‘Shoplifters’ understands the delicate balances of families

Late into Shoplifters the mother Nobuyo (Sakura Ando), interrogated by the police, faces the camera, rubbing the right side of her face in an effort to contain her emotions. The camera will not relent. What occurs is a moment of expiation as intense as anything in an Ingmar Bergman film, disrupting the subtle accretion of details in which Shoplifters has trafficked. It doesn’t throw the audience out of the film so much as force them to think about what has been at stake in the last hour and forty-five minutes.

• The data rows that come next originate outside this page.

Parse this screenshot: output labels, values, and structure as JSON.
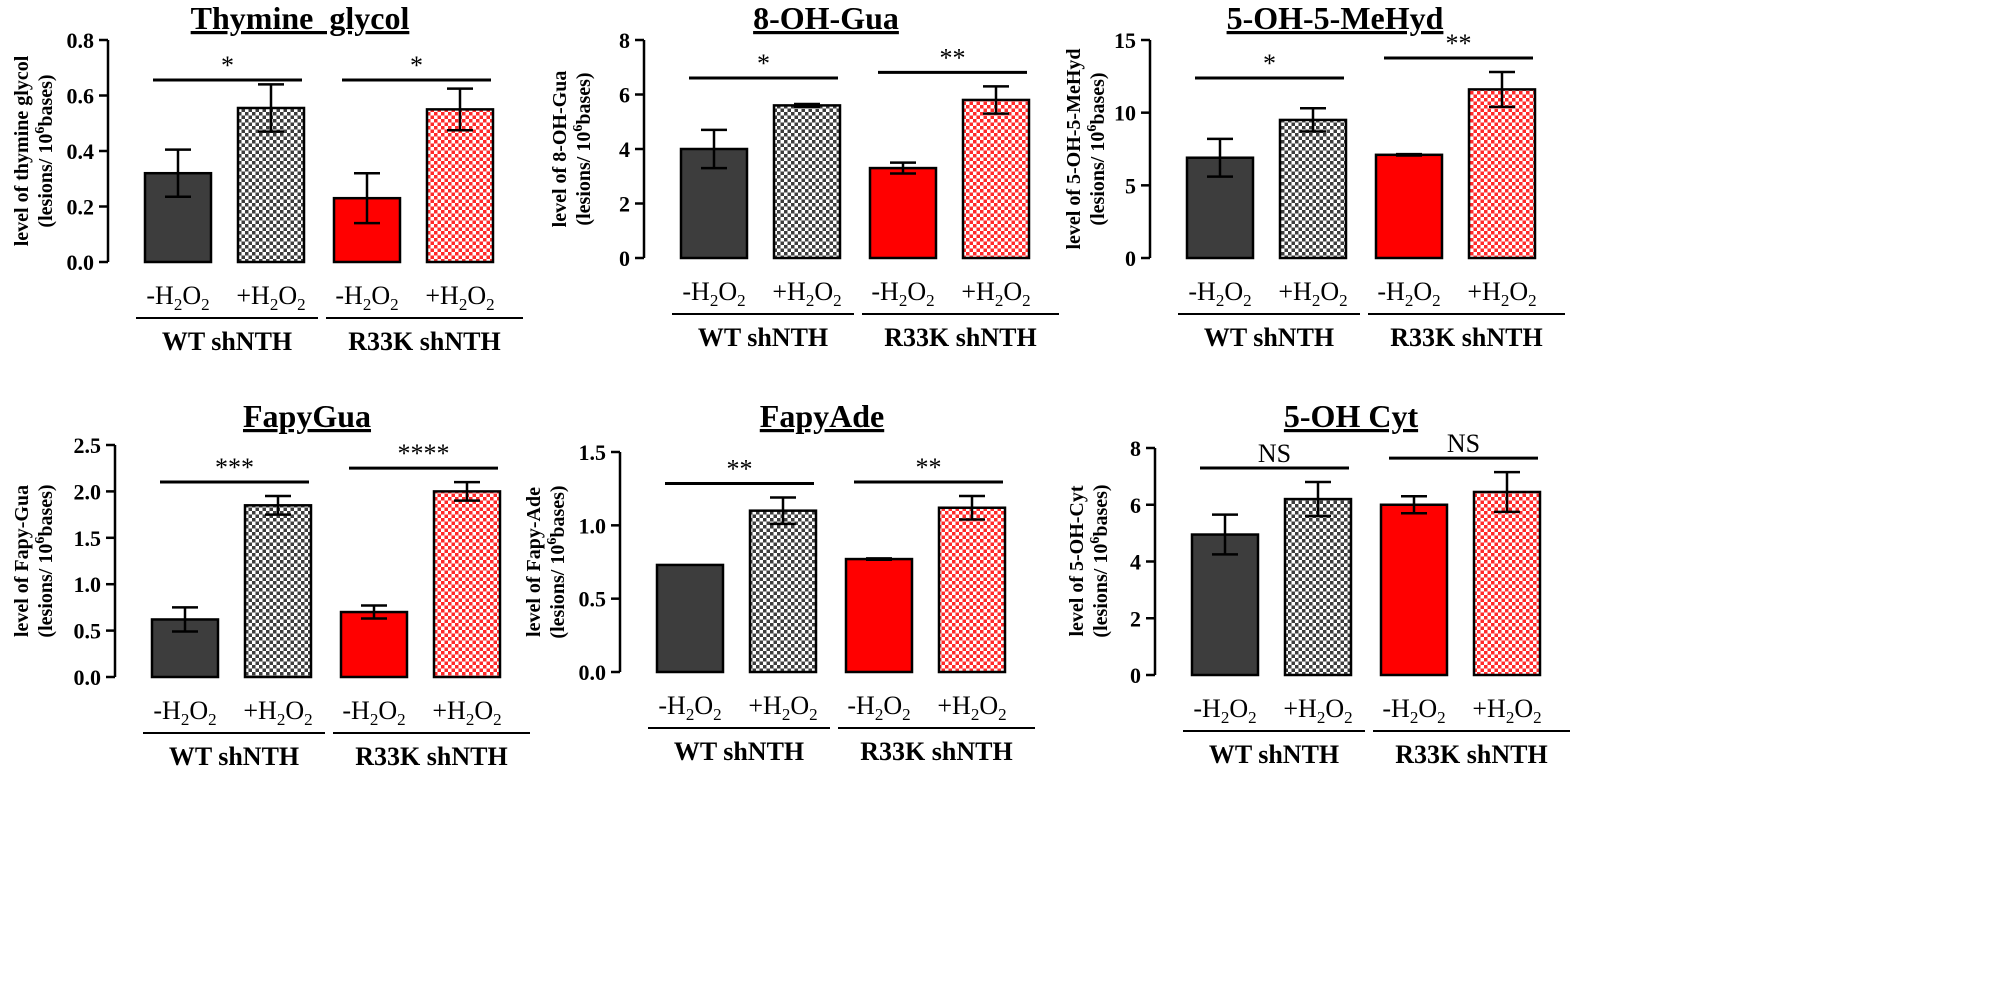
{
  "figure": {
    "categories": [
      "-H2O2",
      "+H2O2",
      "-H2O2",
      "+H2O2"
    ],
    "groups": [
      "WT shNTH",
      "R33K shNTH"
    ],
    "series_fill": [
      {
        "color": "#3d3d3d",
        "pattern": "solid"
      },
      {
        "color": "#3d3d3d",
        "pattern": "checker"
      },
      {
        "color": "#ff0000",
        "pattern": "solid"
      },
      {
        "color": "#ff0000",
        "pattern": "checker"
      }
    ]
  },
  "chart_data": [
    {
      "type": "bar",
      "title": "Thymine  glycol",
      "ylabel_1": "level of thymine glycol",
      "ylabel_2": "(lesions/ 10",
      "ylabel_exp": "6",
      "ylabel_3": "bases)",
      "ylim": [
        0,
        0.8
      ],
      "yticks": [
        0,
        0.2,
        0.4,
        0.6,
        0.8
      ],
      "tick_labels": [
        "0.0",
        "0.2",
        "0.4",
        "0.6",
        "0.8"
      ],
      "values": [
        0.32,
        0.555,
        0.23,
        0.55
      ],
      "errors": [
        0.085,
        0.085,
        0.09,
        0.075
      ],
      "significance": [
        "*",
        "*"
      ]
    },
    {
      "type": "bar",
      "title": "8-OH-Gua",
      "ylabel_1": "level of 8-OH-Gua",
      "ylabel_2": "(lesions/ 10",
      "ylabel_exp": "6",
      "ylabel_3": "bases)",
      "ylim": [
        0,
        8
      ],
      "yticks": [
        0,
        2,
        4,
        6,
        8
      ],
      "tick_labels": [
        "0",
        "2",
        "4",
        "6",
        "8"
      ],
      "values": [
        4.0,
        5.6,
        3.3,
        5.8
      ],
      "errors": [
        0.7,
        0.05,
        0.2,
        0.5
      ],
      "significance": [
        "*",
        "**"
      ]
    },
    {
      "type": "bar",
      "title": "5-OH-5-MeHyd",
      "ylabel_1": "level of 5-OH-5-MeHyd",
      "ylabel_2": "(lesions/ 10",
      "ylabel_exp": "6",
      "ylabel_3": "bases)",
      "ylim": [
        0,
        15
      ],
      "yticks": [
        0,
        5,
        10,
        15
      ],
      "tick_labels": [
        "0",
        "5",
        "10",
        "15"
      ],
      "values": [
        6.9,
        9.5,
        7.1,
        11.6
      ],
      "errors": [
        1.3,
        0.8,
        0.05,
        1.2
      ],
      "significance": [
        "*",
        "**"
      ]
    },
    {
      "type": "bar",
      "title": "FapyGua",
      "ylabel_1": "level of Fapy-Gua",
      "ylabel_2": "(lesions/ 10",
      "ylabel_exp": "6",
      "ylabel_3": "bases)",
      "ylim": [
        0,
        2.5
      ],
      "yticks": [
        0,
        0.5,
        1.0,
        1.5,
        2.0,
        2.5
      ],
      "tick_labels": [
        "0.0",
        "0.5",
        "1.0",
        "1.5",
        "2.0",
        "2.5"
      ],
      "values": [
        0.62,
        1.85,
        0.7,
        2.0
      ],
      "errors": [
        0.13,
        0.1,
        0.07,
        0.1
      ],
      "significance": [
        "***",
        "****"
      ]
    },
    {
      "type": "bar",
      "title": "FapyAde",
      "ylabel_1": "level of Fapy-Ade",
      "ylabel_2": "(lesions/ 10",
      "ylabel_exp": "6",
      "ylabel_3": "bases)",
      "ylim": [
        0,
        1.5
      ],
      "yticks": [
        0,
        0.5,
        1.0,
        1.5
      ],
      "tick_labels": [
        "0.0",
        "0.5",
        "1.0",
        "1.5"
      ],
      "values": [
        0.73,
        1.1,
        0.77,
        1.12
      ],
      "errors": [
        0.0,
        0.09,
        0.005,
        0.08
      ],
      "significance": [
        "**",
        "**"
      ]
    },
    {
      "type": "bar",
      "title": "5-OH Cyt",
      "ylabel_1": "level of 5-OH-Cyt",
      "ylabel_2": "(lesions/ 10",
      "ylabel_exp": "6",
      "ylabel_3": "bases)",
      "ylim": [
        0,
        8
      ],
      "yticks": [
        0,
        2,
        4,
        6,
        8
      ],
      "tick_labels": [
        "0",
        "2",
        "4",
        "6",
        "8"
      ],
      "values": [
        4.95,
        6.2,
        6.0,
        6.45
      ],
      "errors": [
        0.7,
        0.6,
        0.3,
        0.7
      ],
      "significance": [
        "NS",
        "NS"
      ]
    }
  ]
}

Since his startling debut Maborosi (1995), Hirokazu Kore-eda has made a series of films about the tensions within families that are necessary for the self-definition of the younger members. Yet an amazing thing has happened. The formalism of his earliest films has dissolved; in its place is a looseness commensurate with the warmth show onscreen but always shaped by his editor’s eye. His newfound prolificacy plays a part too: this Palme d’Or winner is Kore-eda’s fourth full-length film since 2015’s marvelous Our Little Sister. Study those titles — a pace that would’ve impressed Rainer Werner Fassbinder. He could have called this one Our Little Sister or Like Father, Like Son.

But if Shoplifters has a precedent in Kore-eda’s work, it’s 2004’s Nobody Knows, about four kids suddenly forced to live on their own. How relatives realize they like each other after years of merely loving each other is one of his themes. For Osamu (Lily Franky), the family that steals together stays together. In a title sequence set in a grocery store edited with casual mastery by Kore-eda himself, Osamu and a boy, Shota (Jyo Kairi), stick what look like containers of ramen into their pockets after a series of telegraphed gestures. On their way home a girl observes them. They share a croquette and take her with them. Besides Nobuyo, Aki (Matsuoka Mayu) and the family matriarch (Kiki Kilin) need feeding. Now the girl, Juri, joins them. Motivated by a sense of obligation, not need — it’s obvious from their first exchange that Osamu delights in the girl and doesn’t see feeding her as an new burden — they take the mostly mute Juri to own home after dinner and almost succeed until Nobuyo and Osamu watch a couple fight. And with that Juri becomes part of the family.

Before this scene, though, Kore-eda has already signaled her new place by shooting Juri observing Shota and Osamu comparing their booty. No close-ups or medium shots, just a sense of movement absorbed a young mind almost out of the frame but already implicated in the events. Kore-eda works in these subtle ways. The movie unwinds like a ball of string. So ingrained is the work ethic in Japan that the family takes its intermittent jobs as seriously as anyone else. Nobuyo works a shift at a laundry, taking things customers leave in their pockets (in an almost throwaway moment the concept of work-share is introduced, whereby employees share the labor and split their schedules). Grandma does odd jobs. Aki, a young college-age woman, is the most poignant case: a sex show employee who takes her role playing too seriously. I haven’t forgotten a scene where she notices a client’s cutter marks is one of the more plangent expressions of need in recent film.

But Juri does have parents, and Shoplifters‘ triumph is to emphasize the protean ties of family; we are who we say we are, despite bloodlines.  After all, Osamu has told Juri, “If they say they love you but hit you, that’s a lie.” The last half hour calls to mind The Rules of the Game in its inevitability, precisely calibrated climaxes, and absence of melodramatic cheapness. Kore-eda’s editing accentuates the urgency; in this regard Shoplifters makes Alfonso Cuarón’s Roma, mentioned only because its maker took credit for every essential, look particularly pompous, like a child in a formal ball gown. Yet as the noose tightens Shoplifters becomes ever more spontaneous, a rarity. A beautifully improvised sex scene between Nobuyo and Osamu during dinner, al fresco (“You’ve got leeks on your back!”), for example.

Kore-eda’s last film The Third Murder marked a rarity: an experiment, not altogether successful, in a genre pictureShoplifters returns him to what he knows, informed by what he learned about pacing from the attempt at a whodunit. Audiences who admired 2009’s Still Walking will be unprepared by the small miracle after miracle he gets away with. It’s a great film.